Robert N. Audi is an American philosopher whose major work has focused on epistemology, ethics, and the theory of action. He is O'Brien Professor of Philosophy at the University of Notre Dame, and previously held a Chair in the Business School there. His 2005 book, The Good in the Right, updates and strengthens Rossian intuitionism and develops the epistemology of ethics. He has also written important works of political philosophy, particularly on the relationship between church and state. He is a past president of the American Philosophical Association and the Society of Christian Philosophers.

Life

Audi earned his BA from Colgate University and his MA and PhD from the University of Michigan. He taught initially at the University of Texas at Austin, and then for many years as the Charles J. Mach University Professor of Philosophy at the University of Nebraska, Lincoln before moving to University of Notre Dame as Professor of Philosophy, Professor of Management, and the David E. Gallo Chair in Ethics.

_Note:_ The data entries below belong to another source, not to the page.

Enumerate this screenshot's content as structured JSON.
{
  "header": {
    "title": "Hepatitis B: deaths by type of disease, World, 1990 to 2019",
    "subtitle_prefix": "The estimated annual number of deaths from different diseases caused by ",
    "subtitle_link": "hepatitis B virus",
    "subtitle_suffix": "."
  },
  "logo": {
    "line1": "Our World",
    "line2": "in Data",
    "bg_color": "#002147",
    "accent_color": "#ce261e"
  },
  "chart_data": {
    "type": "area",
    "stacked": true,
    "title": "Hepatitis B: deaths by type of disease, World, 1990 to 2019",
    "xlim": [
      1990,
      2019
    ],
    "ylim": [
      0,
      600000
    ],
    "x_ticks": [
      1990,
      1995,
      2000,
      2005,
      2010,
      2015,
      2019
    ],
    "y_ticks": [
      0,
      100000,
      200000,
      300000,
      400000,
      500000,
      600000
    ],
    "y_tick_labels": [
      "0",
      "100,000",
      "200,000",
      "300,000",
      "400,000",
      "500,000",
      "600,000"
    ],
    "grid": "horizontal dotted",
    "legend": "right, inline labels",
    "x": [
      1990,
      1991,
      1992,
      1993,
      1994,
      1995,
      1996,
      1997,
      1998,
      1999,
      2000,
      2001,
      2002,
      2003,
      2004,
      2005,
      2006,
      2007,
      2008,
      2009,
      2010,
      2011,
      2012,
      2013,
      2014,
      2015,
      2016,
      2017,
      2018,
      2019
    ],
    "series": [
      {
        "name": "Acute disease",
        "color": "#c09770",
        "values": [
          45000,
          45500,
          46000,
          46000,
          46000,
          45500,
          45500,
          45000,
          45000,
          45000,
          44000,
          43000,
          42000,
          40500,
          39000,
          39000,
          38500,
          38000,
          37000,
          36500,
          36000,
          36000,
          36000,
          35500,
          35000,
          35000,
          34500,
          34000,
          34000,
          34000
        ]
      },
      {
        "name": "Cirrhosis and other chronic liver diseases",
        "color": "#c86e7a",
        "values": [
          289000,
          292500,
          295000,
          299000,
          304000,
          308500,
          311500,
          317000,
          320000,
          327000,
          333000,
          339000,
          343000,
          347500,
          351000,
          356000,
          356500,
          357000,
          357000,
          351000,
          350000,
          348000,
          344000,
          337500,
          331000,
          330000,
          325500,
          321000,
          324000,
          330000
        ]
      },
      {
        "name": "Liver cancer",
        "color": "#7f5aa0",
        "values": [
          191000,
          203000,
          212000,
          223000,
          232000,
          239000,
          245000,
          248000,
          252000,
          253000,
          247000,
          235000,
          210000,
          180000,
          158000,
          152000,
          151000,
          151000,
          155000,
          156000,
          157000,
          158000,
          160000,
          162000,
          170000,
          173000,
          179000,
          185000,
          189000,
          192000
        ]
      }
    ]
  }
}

In 2009 he vacated the Gallo Chair and took a chair as John A. O'Brien Professor of Philosophy. He has served as General Editor of the First Edition and Second Edition of The Cambridge Dictionary of Philosophy. He has also served as the general editor for "Modern Readings in Epistemology", as well as for "Modern readings in Metaphysics".
In an interview for the Brooklyn Friends School of which he's an alumnus, he revealed that his interest in philosophy came from his father, a businessman and Lebanese immigrant with an interest in philosophy and history. His mother, a medical doctor and faculty at NYU Medical School, was also an influence. "'Both liked to explain and comment on things,' Robert mused, 'and they often entertained people from the diplomatic world and medicine who argued about politics, religion and ideas in general.'"
Audi was named a Fellow of the American Academy of Arts and Sciences in 2018.

Epistemology

Audi has defended a position he calls "fallibilistic foundationalism." He thinks that the foundationalist response is the only tenable option of the epistemic regress argument. This states that if every belief has to be justified by some other, then the only options are four: infinite regress, circularity, stopping at a belief that isn't knowledge, and stopping at a basic belief that is itself justified. If the only alternative is the fourth, then if one has knowledge, one has foundational knowledge.
Audi considers that foundationalism is usually taken to be infallible. That is, it is normally associated with the view that knowledge is founded on basic beliefs that are axiomatic and necessarily true, and that the rest of knowledge is deduced from this set of beliefs. Audi thinks that foundationalism may be fallible, in the sense that the suprastructure of beliefs may be derived inductively from the basic beliefs, and hence may be fallible. He also thinks that basic beliefs need not be necessary truths, but merely have some structure which makes epistemic transition possible. For example, the belief that one is in the presence of an object arises causally from visual perception.
Reference: Audi, "Contemporary Foundationalism".

Religion in the public square

In his recent book titled The Discourse Theory of Democracy, Hugh Baxter has commented on "The Rawls/Audi Restrictive View and Its Critics," stating that, "The publication of Rawls's Political Liberalism in 1993 prompted an extensive debate about the role of religion in politics and particularly about the role of religion in public political discussion among citizens. His views together with those later expressed by Robert Audi, have been taken to define one side of the controversy: the side arguing that citizens in liberal democracies should exercise restraint on public employment of religious reasons." Baxter stated that the other side of the controversy was represented by the scholars Nicholas Wolterstorff and Paul J. Weithman.